A pipe only conveys stdout. You could redirect 4>&1 1>/dev/null, but you'd have ...

oarsinsync · on June 16, 2021

> You could redirect 4>&1 1>/dev/null

For anyone confused by this, 1 is the output to stdout, and 4 is being redirected to where 1 goes, which is stdout. Unrelated to that, 1 (what’s actually being output to stout by the application) is being redirected to /dev/null.

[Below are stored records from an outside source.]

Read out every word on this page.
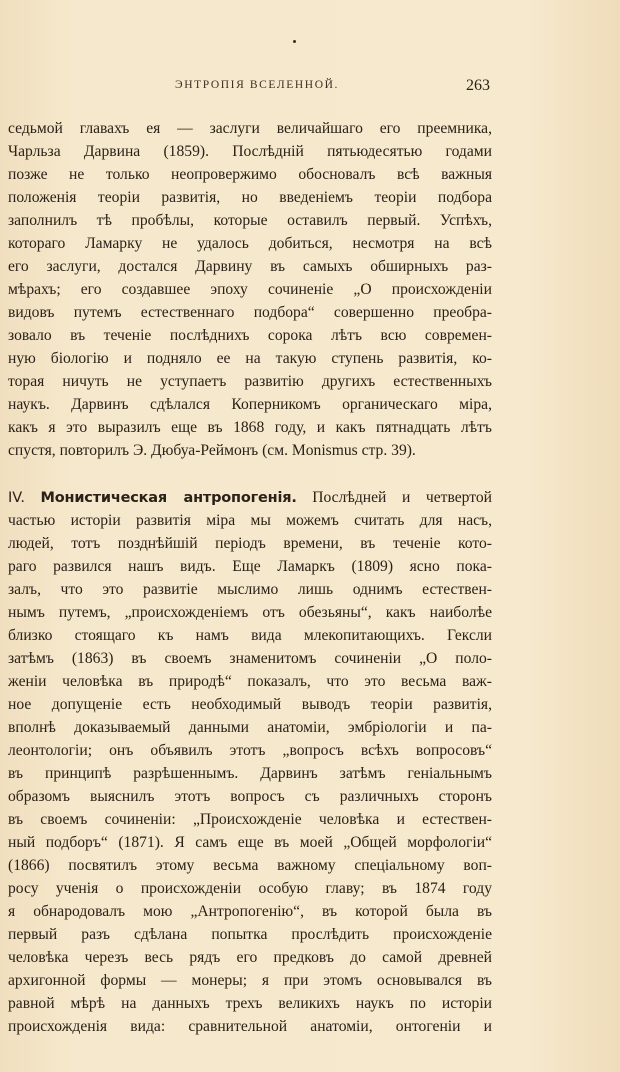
ЭНТРОПІЯ ВСЕЛЕННОЙ.	263
седьмой главахъ ея — заслуги величайшаго его преемника,
Чарльза Дарвина (1859). Послѣдній пятьюдесятью годами
позже не только неопровержимо обосновалъ всѣ важныя
положенія теоріи развитія, но введеніемъ теоріи подбора
заполнилъ тѣ пробѣлы, которые оставилъ первый. Успѣхъ,
котораго Ламарку не удалось добиться, несмотря на всѣ
его заслуги, достался Дарвину въ самыхъ обширныхъ раз-
мѣрахъ; его создавшее эпоху сочиненіе „О происхожденіи
видовъ путемъ естественнаго подбора“ совершенно преобра-
зовало въ теченіе послѣднихъ сорока лѣтъ всю современ-
ную біологію и подняло ее на такую ступень развитія, ко-
торая ничуть не уступаетъ развитію другихъ естественныхъ
наукъ. Дарвинъ сдѣлался Коперникомъ органическаго міра,
какъ я это выразилъ еще въ 1868 году, и какъ пятнадцать лѣтъ
спустя, повторилъ Э. Дюбуа-Реймонъ (см. Monismus стр. 39).
IV. Монистическая антропогенія. Послѣдней и четвертой
частью исторіи развитія міра мы можемъ считать для насъ,
людей, тотъ позднѣйшій періодъ времени, въ теченіе кото-
раго развился нашъ видъ. Еще Ламаркъ (1809) ясно пока-
залъ, что это развитіе мыслимо лишь однимъ естествен-
нымъ путемъ, „происхожденіемъ отъ обезьяны“, какъ наиболѣе
близко стоящаго къ намъ вида млекопитающихъ. Гексли
затѣмъ (1863) въ своемъ знаменитомъ сочиненіи „О поло-
женіи человѣка въ природѣ“ показалъ, что это весьма важ-
ное допущеніе есть необходимый выводъ теоріи развитія,
вполнѣ доказываемый данными анатоміи, эмбріологіи и па-
леонтологіи; онъ объявилъ этотъ „вопросъ всѣхъ вопросовъ“
въ принципѣ разрѣшеннымъ. Дарвинъ затѣмъ геніальнымъ
образомъ выяснилъ этотъ вопросъ съ различныхъ сторонъ
въ своемъ сочиненіи: „Происхожденіе человѣка и естествен-
ный подборъ“ (1871). Я самъ еще въ моей „Общей морфологіи“
(1866) посвятилъ этому весьма важному спеціальному воп-
росу ученія о происхожденіи особую главу; въ 1874 году
я обнародовалъ мою „Антропогенію“, въ которой была въ
первый разъ сдѣлана попытка прослѣдить происхожденіе
человѣка черезъ весь рядъ его предковъ до самой древней
архигонной формы — монеры; я при этомъ основывался въ
равной мѣрѣ на данныхъ трехъ великихъ наукъ по исторіи
происхожденія вида: сравнительной анатоміи, онтогеніи и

The order of operations matters. If 1 was redirected to /dev/null first, then 4 would also end up in /dev/null. As it stands now, that doesn’t happen.

im3w1l · on June 16, 2021

So you are supposed to read it from right to left? "First take 1 and throw it away. Next put 4 in 1." Is that how it works?

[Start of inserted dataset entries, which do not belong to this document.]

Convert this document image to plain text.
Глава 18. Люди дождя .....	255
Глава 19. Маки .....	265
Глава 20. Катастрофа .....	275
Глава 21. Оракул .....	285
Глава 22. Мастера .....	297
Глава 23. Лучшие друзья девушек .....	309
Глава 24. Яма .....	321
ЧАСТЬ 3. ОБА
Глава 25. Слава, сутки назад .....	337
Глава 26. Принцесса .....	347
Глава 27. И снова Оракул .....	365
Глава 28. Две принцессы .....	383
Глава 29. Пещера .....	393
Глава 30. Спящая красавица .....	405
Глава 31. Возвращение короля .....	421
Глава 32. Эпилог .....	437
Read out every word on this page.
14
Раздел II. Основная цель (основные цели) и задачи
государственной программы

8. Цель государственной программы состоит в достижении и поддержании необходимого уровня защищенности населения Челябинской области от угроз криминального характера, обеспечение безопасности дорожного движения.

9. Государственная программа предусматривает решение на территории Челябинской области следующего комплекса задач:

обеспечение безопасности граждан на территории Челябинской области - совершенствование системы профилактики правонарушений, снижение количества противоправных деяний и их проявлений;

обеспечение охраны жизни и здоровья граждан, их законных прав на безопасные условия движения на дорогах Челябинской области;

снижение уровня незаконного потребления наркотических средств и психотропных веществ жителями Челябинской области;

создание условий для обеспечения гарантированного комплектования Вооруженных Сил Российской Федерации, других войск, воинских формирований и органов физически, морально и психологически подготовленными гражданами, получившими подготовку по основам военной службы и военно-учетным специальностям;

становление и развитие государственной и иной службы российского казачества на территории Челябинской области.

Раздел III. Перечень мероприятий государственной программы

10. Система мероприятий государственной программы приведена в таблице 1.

dgrunwald · on June 16, 2021

No, it's from left to right. It's basically just syntax for a series of dup2() calls.

"4>&1 1>/dev/null" means:

streams[4] = streams[1]; streams[1] = open("/dev/null");

kubanczyk · on June 16, 2021

Not quite. Left to right: copy the descriptor 1 onto descriptor 4, change descriptor 1 to result of open("/dev/null").

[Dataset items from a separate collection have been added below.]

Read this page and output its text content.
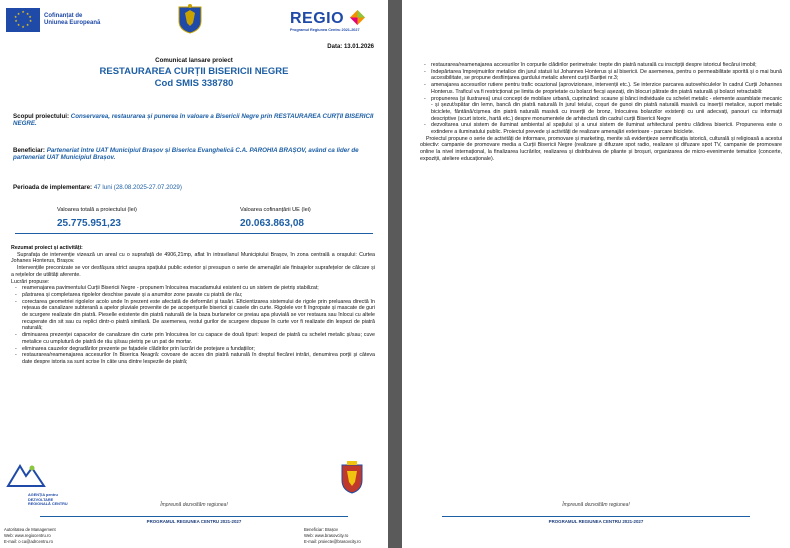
★ ★
★
★
★
★
★
★
★
★	Cofinanțat de
Uniunea Europeană	REGIO
Programul Regiunea Centru 2021-2027
Data: 13.01.2026
Comunicat lansare proiect
RESTAURAREA CURȚII BISERICII NEGRE
Cod SMIS 338780
Scopul proiectului: Conservarea, restaurarea și punerea în valoare a Bisericii Negre prin RESTAURAREA CURȚII BISERICII NEGRE.
Beneficiar: Parteneriat între UAT Municipiul Brașov și Biserica Evanghelică C.A. PAROHIA BRAȘOV, având ca lider de parteneriat UAT Municipiul Brașov.
Perioada de implementare: 47 luni (28.08.2025-27.07.2029)
Valoarea totală a proiectului (lei)
25.775.951,23
Valoarea cofinanțării UE (lei)
20.063.863,08

Rezumat proiect și activități:

Suprafața de intervenție vizează un areal cu o suprafață de 4906,21mp, aflat în intravilanul Municipiului Brașov, în zona centrală a orașului: Curtea Johanes Honterus, Brașov.

Intervențiile preconizate se vor desfășura strict asupra spațiului public exterior și presupun o serie de amenajări ale finisajelor suprafețelor de călcare și a rețelelor de utilități aferente.

Lucrări propuse:

- reamenajarea pavimentului Curții Bisericii Negre - propunem înlocuirea macadamului existent cu un sistem de pietriș stabilizat;
- păstrarea și completarea rigolelor deschise pavate și a anumitor zone pavate cu piatră de râu;
- corectarea geometriei rigolelor acolo unde în prezent este afectată de deformări și tasări. Eficientizarea sistemului de rigole prin preluarea directă în rețeaua de canalizare subterană a apelor pluviale provenite de pe acoperișurile bisericii și casele din curte. Rigolele vor fi îngropate și mascate de guri de scurgere realizate din piatră. Pieselle existente din piatră naturală de la baza burlanelor ce preiau apa pluvială se vor restaura sau înlocui cu altele recuperate din sit sau cu replici dintr-o piatră similară. De asemenea, restul gurilor de scurgere dispuse în curte vor fi realizate din lespezi de piatră naturală;
- diminuarea prezenței capacelor de canalizare din curte prin înlocuirea lor cu capace de două tipuri: lespezi de piatră cu schelet metalic și/sau; cuve metalice cu umplutură de piatră de râu și/sau pietriș pe un pat de mortar.
- eliminarea cauzelor degradărilor prezente pe fațadele clădirilor prin lucrări de protejare a fundațiilor;
- restaurarea/reamenajarea accesurilor în Biserica Neagră: covoare de acces din piatră naturală în dreptul fiecărei intrări, denumirea porții și câteva date despre istoria sa sunt scrise în câte una dintre lespezile de piatră;
AGENȚIA pentru DEZVOLTARE REGIONALĂ CENTRU	Împreună dezvoltăm regiunea!
PROGRAMUL REGIUNEA CENTRU 2021-2027
Autoritatea de Management
Web: www.regiocentru.ro
E-mail: o ca@adrcentru.ro
Beneficiar: Brașov
Web: www.brasovcity.ro
E-mail: proiecte@brasovcity.ro
- restaurarea/reamenajarea accesurilor în corpurile clădirilor perimetrale: trepte din piatră naturală cu inscripții despre istoricul fiecărui imobil;
- îndepărtarea împrejmuirilor metalice din jurul statuii lui Johannes Honterus și al bisericii. De asemenea, pentru o permeabilitate sporită și o mai bună accesibilitate, se propune desființarea gardului metalic aferent curții Bariției nr.3;
- amenajarea accesurilor rutiere pentru trafic ocazional (aprovizionare, intervenții etc.). Se interzice parcarea autovehiculelor în cadrul Curții Johannes Honterus. Traficul va fi restricționat pe limita de proprietate cu bolarzi fiecși așezați, din blocuri pătrate din piatră naturală și bolarzi retractabili:
- propunerea (și ilustrarea) unui concept de mobilare urbană, cuprinzând: scaune și bănci individuale cu schelet metalic - elemente asamblate mecanic - și șezut/spătar din lemn, bancă din piatră naturală în jurul teiului, coșuri de gunoi din piatră naturală masivă cu inserții metalice, suport metalic biciclete, fântână/cișmea din piatră naturală masivă cu inserții de bronz, înlocuirea bolarzilor existenți cu unii adecvați, panouri cu informații descriptive (scurt istoric, hartă etc.) despre monumentele de arhitectură din cadrul curții Bisericii Negre
- dezvoltarea unui sistem de iluminat ambiental al spațiului și a unui sistem de iluminat arhitectural pentru clădirea bisericii. Propunerea este o extindere a iluminatului public. Proiectul prevede și activități de realizare amenajări exterioare - parcare biciclete.

Proiectul propune o serie de activități de informare, promovare și marketing, menite să evidențieze semnificația istorică, culturală și religioasă a acestui obiectiv: campanie de promovare media a Curții Bisericii Negre (realizare și difuzare spot radio, realizare și difuzare spot TV, campanie de promovare online la nivel internațional, la finalizarea lucrărilor, realizarea și distribuirea de pliante și broșuri, organizarea de micro-evenimente tematice (concerte, expoziții, ateliere educaționale).

Împreună dezvoltăm regiunea!
PROGRAMUL REGIUNEA CENTRU 2021-2027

The >& is for copying the descriptor not for aliasing ("hardlinking") it.

The descriptor is the "fd" argument, e.g.:

write(int fd, const void *buf, size_t count)

vultour · on June 16, 2021

No, it’s like assigning variables. The second part overwrites the value of 1, but the first part is still using the old value.

tgv · on June 16, 2021

Good one. I did look it up before I posted, too. I’m never 100% sure.